Whoa, where do you live? It's 42" absolute minimum by code where I live, because otherwise they freeze. 60" is preferred (and sometimes required) in rural areas so that farm equipment doesn't interfere with water lines, and because rural water lines are expensive to maintain.

42" isn't deep. You can do that with a trencher, doesn't even require a backhoe.

And even a modest sub division is going to require a main of several inches that is generally composed of sectional PVC or welded HDPE.

Yes actual subdivisions require more extensive water infrastructure, mostly for the fire department.
posted by The_Vegetables at 9:23 AM on January 18, 2022


For the hamlet I grew up in, the water supply line from the town's treatment plant had to cross two creeks in a steep-walled valley about a kilometer across and 50 meters deep. Every once in a long while some section of valley wall will give way.
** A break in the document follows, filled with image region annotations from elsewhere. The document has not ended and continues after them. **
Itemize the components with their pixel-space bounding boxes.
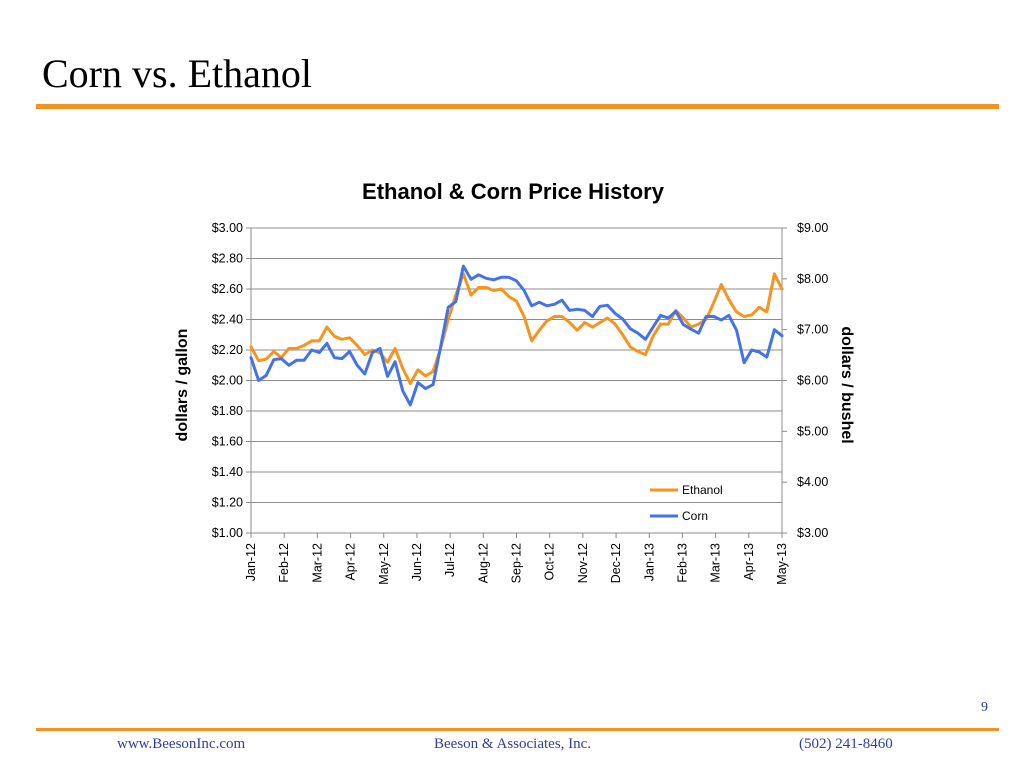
x-axis-ticks: Jan-12 Feb-12 Mar-12 Apr-12 May-12 Jun-12 Jul-…: [244, 543, 789, 585]
x-tick-label: Jun-12: [410, 543, 424, 581]
x-tick-label: Jul-12: [443, 543, 457, 577]
left-tick-label: $2.80: [212, 252, 243, 266]
ethanol-corn-chart: $1.00 $1.20 $1.40 $1.60 $1.80 $2.00 $2.20 $2.40…: [174, 179, 855, 585]
left-tick-label: $2.20: [212, 343, 243, 357]
right-tick-label: $5.00: [797, 424, 828, 438]
left-tick-label: $1.60: [212, 435, 243, 449]
x-tick-label: May-12: [377, 543, 391, 585]
footer-company: Beeson & Associates, Inc.: [434, 736, 592, 752]
chart-gridlines: [251, 227, 782, 534]
x-tick-label: Feb-13: [675, 543, 689, 583]
x-tick-label: Jan-12: [244, 543, 258, 581]
left-tick-label: $1.40: [212, 465, 243, 479]
right-tick-label: $4.00: [797, 475, 828, 489]
footer-phone: (502) 241-8460: [799, 736, 893, 752]
x-tick-label: Mar-12: [310, 543, 324, 583]
left-tick-label: $1.80: [212, 404, 243, 418]
x-tick-label: Mar-13: [709, 543, 723, 583]
x-tick-label: Jan-13: [642, 543, 656, 581]
footer-divider: [36, 728, 999, 731]
x-tick-label: Dec-12: [609, 543, 623, 583]
right-axis-title: dollars / bushel: [838, 326, 855, 443]
left-tick-label: $1.00: [212, 526, 243, 540]
footer-website[interactable]: www.BeesonInc.com: [117, 736, 246, 752]
x-tick-label: Feb-12: [277, 543, 291, 583]
right-tick-label: $9.00: [797, 221, 828, 235]
series-line-corn: [249, 264, 784, 407]
chart-title: Ethanol & Corn Price History: [362, 179, 665, 204]
right-tick-label: $6.00: [797, 374, 828, 388]
page-number: 9: [981, 700, 988, 715]
chart-series: [249, 264, 784, 407]
right-tick-label: $7.00: [797, 323, 828, 337]
legend-corn-label: Corn: [682, 509, 708, 523]
right-tick-label: $3.00: [797, 526, 828, 540]
right-axis-ticks: $3.00 $4.00 $5.00 $6.00 $7.00 $8.00 $9.00: [797, 221, 828, 540]
x-tick-label: Apr-13: [742, 543, 756, 581]
legend-ethanol-label: Ethanol: [682, 483, 723, 497]
x-tick-label: Aug-12: [476, 543, 490, 583]
left-axis-ticks: $1.00 $1.20 $1.40 $1.60 $1.80 $2.00 $2.20 $2.40…: [212, 221, 243, 540]
x-tick-label: May-13: [775, 543, 789, 585]
x-tick-label: Sep-12: [510, 543, 524, 583]
chart-axes: [246, 227, 787, 538]
left-tick-label: $2.60: [212, 282, 243, 296]
left-tick-label: $2.00: [212, 374, 243, 388]
left-tick-label: $3.00: [212, 221, 243, 235]
left-tick-label: $1.20: [212, 496, 243, 510]
slide-title: Corn vs. Ethanol: [42, 51, 312, 96]
series-line-ethanol: [249, 272, 784, 386]
left-tick-label: $2.40: [212, 313, 243, 327]
title-divider: [36, 104, 999, 109]
x-tick-label: Oct-12: [543, 543, 557, 581]
x-tick-label: Apr-12: [344, 543, 358, 581]
chart-legend: Ethanol Corn: [650, 483, 723, 523]
left-axis-title: dollars / gallon: [174, 329, 191, 442]
right-tick-label: $8.00: [797, 272, 828, 286]
x-tick-label: Nov-12: [576, 543, 590, 583]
So I think all of that added some expense to the project.
posted by clawsoon at 10:36 AM on January 18, 2022


...oh, and it's in an area that gets down to -40 every year, so I'm not sure how feasible going over the creeks instead of under would be.
posted by clawsoon at 10:41 AM on January 18, 2022


I read a bunch of Peoria's planning documents from the '30s through the '50s, basically the period of transition from street car neighborhoods to car ownership neighborhoods. One thing that struck me was the planners' belief that road paving materials would keep improving and getting cheaper, and require much less work to maintain.

Say what you want about the proximity of Illinois, but I think that just as one factor, even in the 40s, plate tectonics wasn't yet accepted science!
posted by rhizome at 12:21 PM on January 18, 2022


actual planned down grading of things like roads in places where usage hasn't declined but the ability to pay for maintenance has. You mostly see it in states like Michigan but it happens even in California and Texas.

Last time I drove on highway 101 in California, parts of it were just one lane. Not one lane each way, one lane total. I had seen this before but as a temporary thing with pilot cars and orange temporary signs while the road was being worked on, but this looked like a permanent arrangement with traffic lights and road markings.

I think the issue is that it had become just to expensive to repair the road back to two lanes on the hillside. These are areas where heavy rains periodically make bits of the road fall off down a cliff or into the ocean.

I don't think I'd feel entirely comfortable driving on these roads in a rainstorm.
posted by yohko at 11:52 AM on January 20, 2022


There are parts of Tyrol in Austria where that is simply the norm. One lane of blacktop with a swatch of gravel on either side. When you see oncoming traffic you slow to a crawl and move halfway off the road.